In Ghana the 1985 Intestate Succession Law and the Head of Household Accountability Law were both intended to create greater security for widows and children. If a man died without a will, the succession law decreed that his property would be equally divided and distributed among his widow, children and other members of the extended family. Yet a study by the UN’s Food and Agriculture Organisation (FAO) in Ghana’s Volta Region found that few women knew of either law and that customary practices continued to determine inheritance. That left many women without access to land after the death of their partner.

Changing institutions

What women need, argues Kagwanja, is for their basic rights to be entrenched in constitutions and for equal rights of property ownership to be clearly stipulated in the law. Where this has already been done, it is necessary to bring all inheritance and land laws into harmony with the constitution, so that they say the same thing. In addition, legal institutions responsible for implementing the land laws need to operate equitably, be friendly to women and extend their reach to the countryside.

“At present,” she says, “we have very centralised institutions. Moreover, it is men who are in charge of the dispute-resolution systems and the court systems are very expensive and intimidating.”

Traditional land ownership systems in particular need some rethinking, she says. Local chiefs authorised to allocate land generally assign it to men. “How do you democratise the systems for allocation of land?” Kagwanja asks. “Do you develop new localised land boards, where you elect members of the land board and insist on a requirement for gender equity, as is the case in Tanzania and Uganda? Or do you democratise the old system? These are some of the questions we need to answer.”

Combating negative norms

Broader cultural change is also vital, says Mwangi. Those who decide land allocations have particular cultural understandings of the role of women.

She spent some time talking to men and women about sharing land ownership. “I think that the men are not ready,” observes Mwangi. “They don’t seem very sensitised to the idea that women can be decision-makers when it pertains to land.” That is a paradox, she adds. “Women’s labour is key to productivity, yet that land is literally out of reach for women.”

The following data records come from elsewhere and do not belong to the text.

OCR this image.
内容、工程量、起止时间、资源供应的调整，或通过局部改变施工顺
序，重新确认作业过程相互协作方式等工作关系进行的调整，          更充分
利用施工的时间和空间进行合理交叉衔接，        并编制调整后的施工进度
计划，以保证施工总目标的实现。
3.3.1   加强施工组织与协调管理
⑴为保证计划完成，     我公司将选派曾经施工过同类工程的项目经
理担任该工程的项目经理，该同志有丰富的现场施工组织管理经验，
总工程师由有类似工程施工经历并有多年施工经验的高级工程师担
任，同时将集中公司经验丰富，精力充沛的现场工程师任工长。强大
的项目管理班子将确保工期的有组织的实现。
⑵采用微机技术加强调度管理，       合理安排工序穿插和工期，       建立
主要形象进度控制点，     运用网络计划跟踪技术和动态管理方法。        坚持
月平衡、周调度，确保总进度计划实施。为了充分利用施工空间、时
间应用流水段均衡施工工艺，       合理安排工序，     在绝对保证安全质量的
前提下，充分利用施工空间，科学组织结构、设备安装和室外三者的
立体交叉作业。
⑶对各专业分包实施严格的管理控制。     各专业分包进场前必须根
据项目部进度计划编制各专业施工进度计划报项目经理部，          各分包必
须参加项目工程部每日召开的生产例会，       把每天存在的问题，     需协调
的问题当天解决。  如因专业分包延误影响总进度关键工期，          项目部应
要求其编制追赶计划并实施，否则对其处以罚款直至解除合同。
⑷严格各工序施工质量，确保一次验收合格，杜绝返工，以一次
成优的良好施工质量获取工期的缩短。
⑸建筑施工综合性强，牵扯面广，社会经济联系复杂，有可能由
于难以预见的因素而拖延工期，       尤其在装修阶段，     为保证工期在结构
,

Cousins agrees. “To address land rights, you need to address the unequal power relations within families. Unless you change the power relations, the legal definition of who has rights may not make much of a difference,” he says.

Positive developments

There are some positive achievements, however. In Swaziland, women cannot own land because they are considered minors under the law. Yet some HIV-positive women who lost access to land after their husbands died were able to negotiate with a female chief to persuade other chiefs to give the widows land they could use to secure their livelihood.

In Kenya, community watchdog organisations and other groups providing home-based care for those living with HIV/AIDS are intervening. When they encounter property grabbing, they negotiate, mostly with male members of the family, for women and girls to retain access to the land and property.

In Rwanda, the government passed a law in 1999 giving women inheritance rights equal to those of males, overruling traditional norms by which only male children could inherit. This has enabled widows and female orphans of the 1994 genocide to secure land.

Currently, UN agencies such as FAO, UN Women and the UN Development Fund are working with non-governmental organizations to raise awareness among women of their rights and to support efforts to entrench equality of access in national laws.

UN Women’s Africa programme for rural women has several pillars through which women’s role in agricultural transformation can be enhanced. It considers equitable land allocation as critical to such a transformation. One of its strategies is “to strengthen the capacities of the ministries of agriculture to prioritise support to women food production systems in their planning and resource allocation mechanisms.”

One of UN Women’s key messages is, “Rural women play a key role in food production and food security in Africa.” The UN agency encourages governments, development partners and the private sector to enhance women’s rights to land, arguing that “if it benefits rural women, you can call it development.”